Besides thus shaping the polity and doctrine of the church, Leo did immortal service to the city of Rome, in twice rescuing it from destruction. When Attila, king of the Huns, the “scourge of God,” after destroying Aquileia, was seriously threatening the capital of the world (a.d. 452), Leo, with only two companions, crozier in hand, trusting in the help of God, ventured into the hostile camp, and by his venerable form, his remonstrances, and his gifts, changed the wild heathen’s purpose. The later legend, which Raphael’s pencil has employed, adorned the fact with a visible appearance of Peter and Paul, accompanying the bishop, and, with drawn sword, threatening Attila with destruction unless he should desist. A similar case occurred several years after (455), when the Vandal king Genseric, invited out of revenge by the empress Eudoxia, pushed his ravages to Rome. Leo obtained from him the promise that at least he would spare the city the infliction of murder and fire; but the barbarians subjected it to a fourteen days’ pillage, the enormous spoils of which they transported to Carthage; and afterward the pope did everything to alleviate the consequent destitution and suffering, and to restore the churches.

Leo died in 461, and was buried in the church of St. Peter. The day and circumstances of his death are unknown.

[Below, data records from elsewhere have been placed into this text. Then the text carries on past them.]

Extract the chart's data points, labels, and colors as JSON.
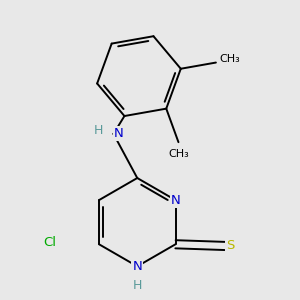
{
  "background_color": "#e8e8e8",
  "bond_color": "#000000",
  "atom_colors": {
    "N": "#0000cc",
    "S": "#b8b800",
    "Cl": "#00aa00",
    "C": "#000000",
    "H": "#5a9a9a"
  },
  "lw": 1.4,
  "fs": 9.5
}
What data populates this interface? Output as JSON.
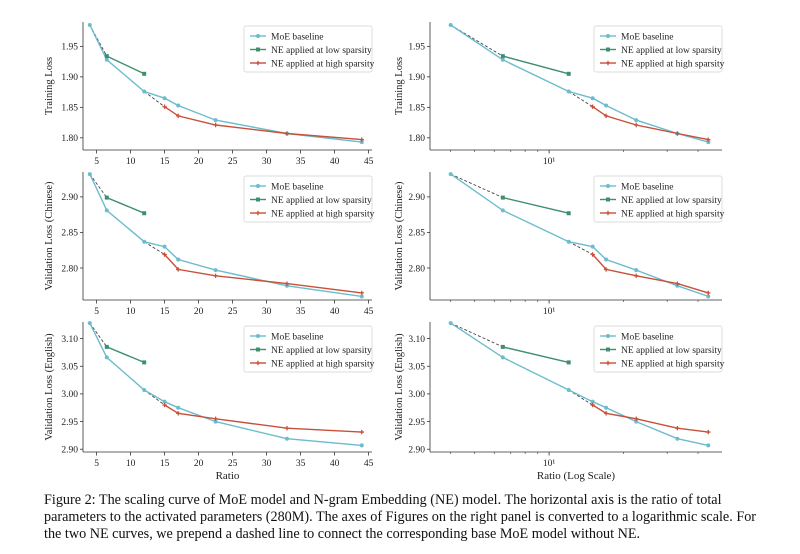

The literary works of Leo consist of ninety-six sermons and one hundred and seventy-three epistles, including epistles of others to him. They are earnest, forcible, full of thought, churchly, abounding in bold antitheses and allegorical freaks of exegesis, and sometimes heavy, turgid, and obscure in style. His collection of sermons is the first we have from a Roman bishop. In his inaugural discourse he declared preaching to be his sacred duty. The sermons are short and simple, and were delivered mostly on high festivals and on the anniversaries of his own elevation. Other works ascribed to him, such as that on the calling of all nations, which takes a middle ground on the doctrine of predestination, with the view to reconcile the Semipelagians and Augustinians, are of doubtful genuineness.